Prove that $f$ is Riemann integrable iff $\forall ε > 0$ there exists a partition $P$ of $[a, b]$ s.t $U(f, P) − L(f, P) < ε$. Question:
Let $f : [a, b] → R$ be bounded. Prove that $f$ is Riemann integrable on $[a, b]$ if
and only if for each $ε > 0$ there exists a partition $P$ of $[a, b]$ such that $U(f, P) − L(f, P) < ε$.
Proof:
(⇒) Let $f$ be Riemann integrable on $[a, b]$ and let $ε > 0$. Then $\frac{ε}{2} > 0$ so
there exist partitions $P_1$ and $P_2$ of $[a, b]$ such that 
$L(f, P_1) > \mathcal{L} (f) − \frac{ε}{2}$ and $U(f, P_2) < \mathcal{U}(f) + \frac{ε}{2}. $
Let $P = P_1 ∪ P_2$. Then
$$U(f, P) − L(f, P) ≤ U(f, P_2) − L(f, P_1) < (\mathcal{U}(f) + \frac{ε}{2}) − (\mathcal{L}(f) − \frac{ε}{2}) = ε,$$
since $\mathcal{L}(f) = \mathcal{U}(f)$.
(⇐) Conversely, suppose that $f$ is not Riemann integrable on $[a, b]$. Let $ε = \mathcal{U}(f) − \mathcal{L}(f)$. Then $ε > 0$ but, for any partition $P$ of $[a, b]$,
$U(f, P) − L(f, P) ≥ \mathcal{U}(f) − \mathcal{L}(f) = ε$.
How can I conclude the second part? I don't really understand how the last step implies the statement.

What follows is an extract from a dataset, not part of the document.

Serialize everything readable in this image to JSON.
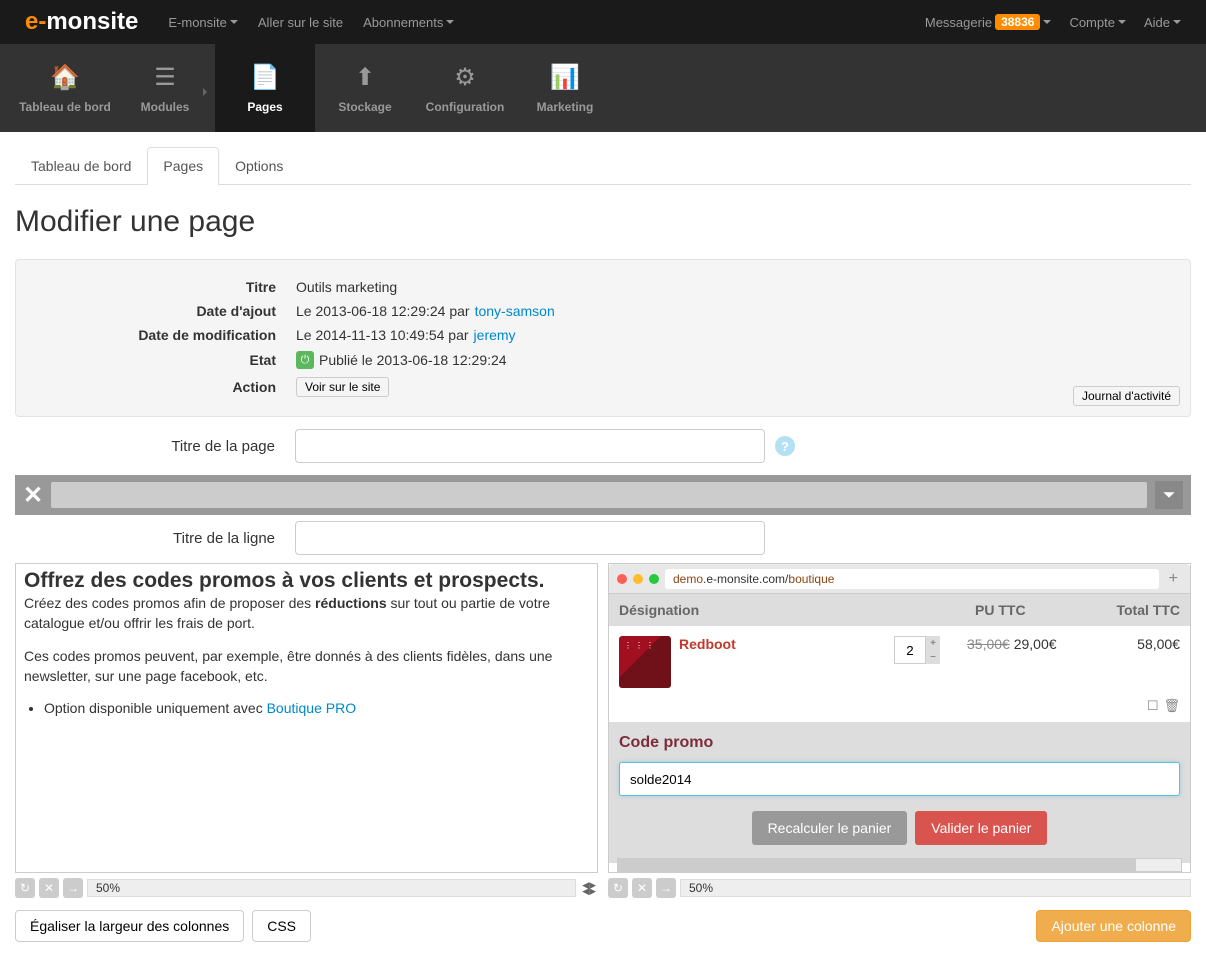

 A: The definition of upper and lower integrals is $\mathcal{U}(f) = \inf_{P'} U(f,P')$ and $\mathcal{L}(f) = \sup_{P'} L(f,P')$ where the infimum and supremum are taken over all partitions $P'$ of $[a,b]$.

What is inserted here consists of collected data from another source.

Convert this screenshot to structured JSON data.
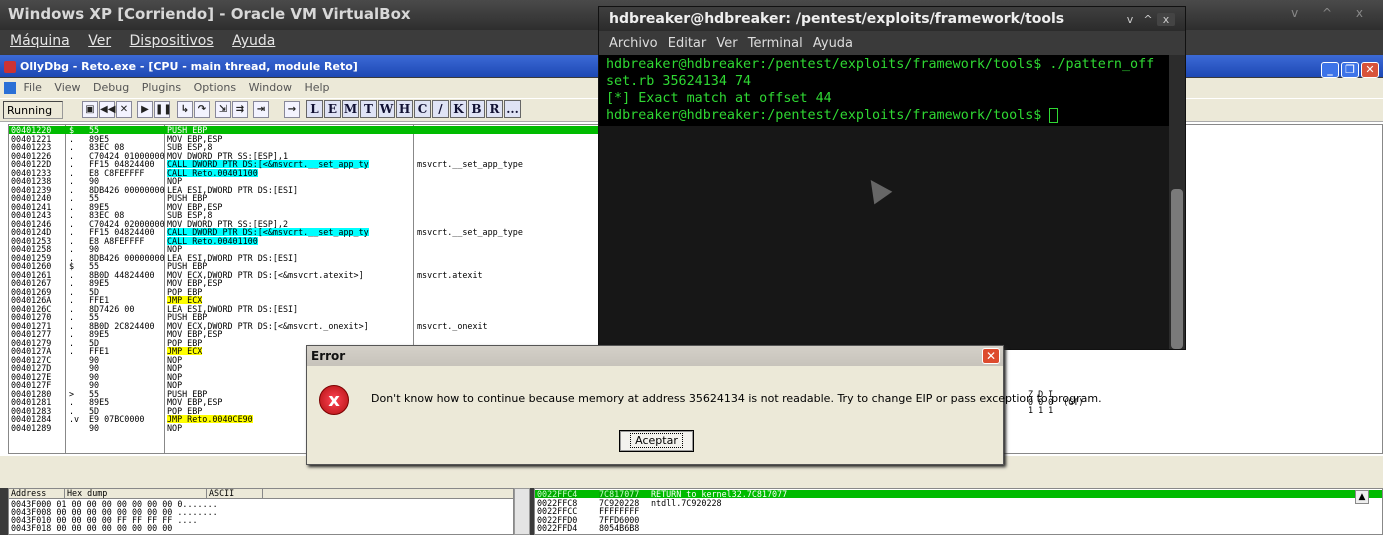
{
  "vbox": {
    "title": "Windows XP [Corriendo] - Oracle VM VirtualBox",
    "controls": "v ^ x",
    "menu": [
      "Máquina",
      "Ver",
      "Dispositivos",
      "Ayuda"
    ]
  },
  "olly": {
    "title": "OllyDbg - Reto.exe - [CPU - main thread, module Reto]",
    "menu": [
      "File",
      "View",
      "Debug",
      "Plugins",
      "Options",
      "Window",
      "Help"
    ],
    "status": "Running",
    "letter_buttons": [
      "L",
      "E",
      "M",
      "T",
      "W",
      "H",
      "C",
      "/",
      "K",
      "B",
      "R",
      "..."
    ],
    "disasm": [
      {
        "addr": "00401220",
        "mk": "$",
        "hex": "55",
        "ins": "PUSH EBP",
        "cmt": "",
        "sel": true
      },
      {
        "addr": "00401221",
        "mk": ".",
        "hex": "89E5",
        "ins": "MOV EBP,ESP",
        "cmt": ""
      },
      {
        "addr": "00401223",
        "mk": ".",
        "hex": "83EC 08",
        "ins": "SUB ESP,8",
        "cmt": ""
      },
      {
        "addr": "00401226",
        "mk": ".",
        "hex": "C70424 01000000",
        "ins": "MOV DWORD PTR SS:[ESP],1",
        "cmt": ""
      },
      {
        "addr": "0040122D",
        "mk": ".",
        "hex": "FF15 04824400",
        "ins": "CALL DWORD PTR DS:[<&msvcrt.__set_app_ty",
        "cmt": "msvcrt.__set_app_type",
        "hl": "cy"
      },
      {
        "addr": "00401233",
        "mk": ".",
        "hex": "E8 C8FEFFFF",
        "ins": "CALL Reto.00401100",
        "cmt": "",
        "hl": "cy"
      },
      {
        "addr": "00401238",
        "mk": ".",
        "hex": "90",
        "ins": "NOP",
        "cmt": ""
      },
      {
        "addr": "00401239",
        "mk": ".",
        "hex": "8DB426 00000000",
        "ins": "LEA ESI,DWORD PTR DS:[ESI]",
        "cmt": ""
      },
      {
        "addr": "00401240",
        "mk": ".",
        "hex": "55",
        "ins": "PUSH EBP",
        "cmt": ""
      },
      {
        "addr": "00401241",
        "mk": ".",
        "hex": "89E5",
        "ins": "MOV EBP,ESP",
        "cmt": ""
      },
      {
        "addr": "00401243",
        "mk": ".",
        "hex": "83EC 08",
        "ins": "SUB ESP,8",
        "cmt": ""
      },
      {
        "addr": "00401246",
        "mk": ".",
        "hex": "C70424 02000000",
        "ins": "MOV DWORD PTR SS:[ESP],2",
        "cmt": ""
      },
      {
        "addr": "0040124D",
        "mk": ".",
        "hex": "FF15 04824400",
        "ins": "CALL DWORD PTR DS:[<&msvcrt.__set_app_ty",
        "cmt": "msvcrt.__set_app_type",
        "hl": "cy"
      },
      {
        "addr": "00401253",
        "mk": ".",
        "hex": "E8 A8FEFFFF",
        "ins": "CALL Reto.00401100",
        "cmt": "",
        "hl": "cy"
      },
      {
        "addr": "00401258",
        "mk": ".",
        "hex": "90",
        "ins": "NOP",
        "cmt": ""
      },
      {
        "addr": "00401259",
        "mk": ".",
        "hex": "8DB426 00000000",
        "ins": "LEA ESI,DWORD PTR DS:[ESI]",
        "cmt": ""
      },
      {
        "addr": "00401260",
        "mk": "$",
        "hex": "55",
        "ins": "PUSH EBP",
        "cmt": ""
      },
      {
        "addr": "00401261",
        "mk": ".",
        "hex": "8B0D 44824400",
        "ins": "MOV ECX,DWORD PTR DS:[<&msvcrt.atexit>]",
        "cmt": "msvcrt.atexit"
      },
      {
        "addr": "00401267",
        "mk": ".",
        "hex": "89E5",
        "ins": "MOV EBP,ESP",
        "cmt": ""
      },
      {
        "addr": "00401269",
        "mk": ".",
        "hex": "5D",
        "ins": "POP EBP",
        "cmt": ""
      },
      {
        "addr": "0040126A",
        "mk": ".",
        "hex": "FFE1",
        "ins": "JMP ECX",
        "cmt": "",
        "hl": "ye"
      },
      {
        "addr": "0040126C",
        "mk": ".",
        "hex": "8D7426 00",
        "ins": "LEA ESI,DWORD PTR DS:[ESI]",
        "cmt": ""
      },
      {
        "addr": "00401270",
        "mk": ".",
        "hex": "55",
        "ins": "PUSH EBP",
        "cmt": ""
      },
      {
        "addr": "00401271",
        "mk": ".",
        "hex": "8B0D 2C824400",
        "ins": "MOV ECX,DWORD PTR DS:[<&msvcrt._onexit>]",
        "cmt": "msvcrt._onexit"
      },
      {
        "addr": "00401277",
        "mk": ".",
        "hex": "89E5",
        "ins": "MOV EBP,ESP",
        "cmt": ""
      },
      {
        "addr": "00401279",
        "mk": ".",
        "hex": "5D",
        "ins": "POP EBP",
        "cmt": ""
      },
      {
        "addr": "0040127A",
        "mk": ".",
        "hex": "FFE1",
        "ins": "JMP ECX",
        "cmt": "",
        "hl": "ye"
      },
      {
        "addr": "0040127C",
        "mk": "",
        "hex": "90",
        "ins": "NOP",
        "cmt": ""
      },
      {
        "addr": "0040127D",
        "mk": "",
        "hex": "90",
        "ins": "NOP",
        "cmt": ""
      },
      {
        "addr": "0040127E",
        "mk": "",
        "hex": "90",
        "ins": "NOP",
        "cmt": ""
      },
      {
        "addr": "0040127F",
        "mk": "",
        "hex": "90",
        "ins": "NOP",
        "cmt": ""
      },
      {
        "addr": "00401280",
        "mk": ">",
        "hex": "55",
        "ins": "PUSH EBP",
        "cmt": ""
      },
      {
        "addr": "00401281",
        "mk": ".",
        "hex": "89E5",
        "ins": "MOV EBP,ESP",
        "cmt": ""
      },
      {
        "addr": "00401283",
        "mk": ".",
        "hex": "5D",
        "ins": "POP EBP",
        "cmt": ""
      },
      {
        "addr": "00401284",
        "mk": ".v",
        "hex": "E9 07BC0000",
        "ins": "JMP Reto.0040CE90",
        "cmt": "",
        "hl": "ye"
      },
      {
        "addr": "00401289",
        "mk": "",
        "hex": "90",
        "ins": "NOP",
        "cmt": ""
      }
    ],
    "regs_flags": "Z D I\n0 0 0  (GT)\n1 1 1",
    "dump_headers": [
      "Address",
      "Hex dump",
      "ASCII"
    ],
    "dump_rows": [
      "0043F000 01 00 00 00 00 00 00 00 0.......",
      "0043F008 00 00 00 00 00 00 00 00 ........",
      "0043F010 00 00 00 00 FF FF FF FF ....",
      "0043F018 00 00 00 00 00 00 00 00"
    ],
    "stack": [
      {
        "a": "0022FFC4",
        "v": "7C817077",
        "c": "RETURN to kernel32.7C817077",
        "sel": true
      },
      {
        "a": "0022FFC8",
        "v": "7C920228",
        "c": "ntdll.7C920228"
      },
      {
        "a": "0022FFCC",
        "v": "FFFFFFFF",
        "c": ""
      },
      {
        "a": "0022FFD0",
        "v": "7FFD6000",
        "c": ""
      },
      {
        "a": "0022FFD4",
        "v": "8054B6B8",
        "c": ""
      }
    ]
  },
  "terminal": {
    "title": "hdbreaker@hdbreaker: /pentest/exploits/framework/tools",
    "controls": [
      "v",
      "^",
      "x"
    ],
    "menu": [
      "Archivo",
      "Editar",
      "Ver",
      "Terminal",
      "Ayuda"
    ],
    "line1": "hdbreaker@hdbreaker:/pentest/exploits/framework/tools$ ./pattern_offset.rb 35624134 74",
    "line2": "[*] Exact match at offset 44",
    "line3": "hdbreaker@hdbreaker:/pentest/exploits/framework/tools$ "
  },
  "error": {
    "title": "Error",
    "icon": "x",
    "message": "Don't know how to continue because memory at address 35624134 is not readable. Try to change EIP or pass exception to program.",
    "button": "Aceptar"
  },
  "colors": {
    "terminal_green": "#2fd833",
    "olly_selection": "#00bb00",
    "olly_call": "#00ffff",
    "olly_jump": "#ffff00"
  }
}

In other words, the upper integral $\mathcal{U}(f)$ is the greatest lower bound of all upper sums and for any particular partition $P$ we have $U(f,P) \geqslant  \mathcal{U}(f)$. Similarly we have $L(f,P) \leqslant \mathcal{L}(f)$.
Thus, 
$$\tag{*}U(f,P) - L(f,P) \geqslant \mathcal{U}(f) - \mathcal{L}(f)$$
In proving the reverse implication you first assume that $f$ is not Riemann integrable. This implies that $\mathcal{U}(f) > \mathcal{L}(f)$ and so $\alpha := \mathcal{U}(f) - \mathcal{L}(f) > 0$.  

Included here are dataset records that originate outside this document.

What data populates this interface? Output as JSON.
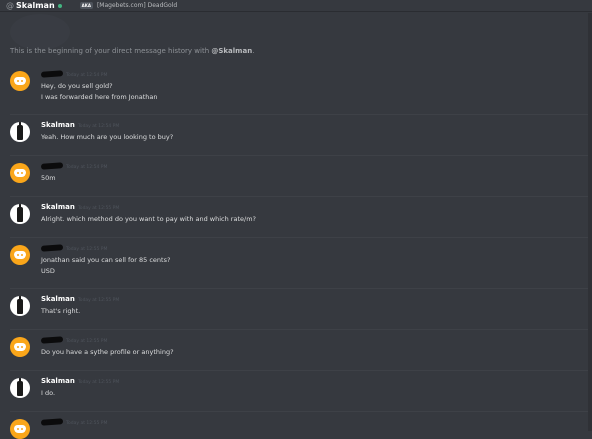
{
  "header": {
    "username": "Skalman",
    "aka_badge": "AKA",
    "aka_text": "[Magebets.com] DeadGold"
  },
  "intro": {
    "prefix": "This is the beginning of your direct message history with ",
    "handle": "@Skalman",
    "suffix": "."
  },
  "colors": {
    "background": "#36393f",
    "online": "#43b581",
    "discord_avatar": "#faa61a"
  },
  "messages": [
    {
      "author": "",
      "avatar": "discord-default-avatar",
      "timestamp": "Today at 12:54 PM",
      "lines": [
        "Hey, do you sell gold?",
        "I was forwarded here from Jonathan"
      ]
    },
    {
      "author": "Skalman",
      "avatar": "bottle-avatar",
      "timestamp": "Today at 12:54 PM",
      "lines": [
        "Yeah. How much are you looking to buy?"
      ]
    },
    {
      "author": "",
      "avatar": "discord-default-avatar",
      "timestamp": "Today at 12:54 PM",
      "lines": [
        "50m"
      ]
    },
    {
      "author": "Skalman",
      "avatar": "bottle-avatar",
      "timestamp": "Today at 12:55 PM",
      "lines": [
        "Alright. which method do you want to pay with and which rate/m?"
      ]
    },
    {
      "author": "",
      "avatar": "discord-default-avatar",
      "timestamp": "Today at 12:55 PM",
      "lines": [
        "Jonathan said you can sell for 85 cents?",
        "USD"
      ]
    },
    {
      "author": "Skalman",
      "avatar": "bottle-avatar",
      "timestamp": "Today at 12:55 PM",
      "lines": [
        "That's right."
      ]
    },
    {
      "author": "",
      "avatar": "discord-default-avatar",
      "timestamp": "Today at 12:55 PM",
      "lines": [
        "Do you have a sythe profile or anything?"
      ]
    },
    {
      "author": "Skalman",
      "avatar": "bottle-avatar",
      "timestamp": "Today at 12:55 PM",
      "lines": [
        "I do."
      ]
    },
    {
      "author": "",
      "avatar": "discord-default-avatar",
      "timestamp": "Today at 12:55 PM",
      "lines": []
    }
  ]
}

Take $\epsilon = \alpha/2$. By (*)  it follows that for any partition $P$ we have
$$U(f,P) - L(f,P) \geqslant \mathcal{U}(f) - \mathcal{L}(f) = \alpha > \frac{\alpha}{2} = \epsilon$$
This contradicts the hypothesis that for any $\epsilon$ there is a partition $P$ such that $U(f,P) - L(f,P) < \epsilon$. Therefore, $f$ must be Riemann integrable.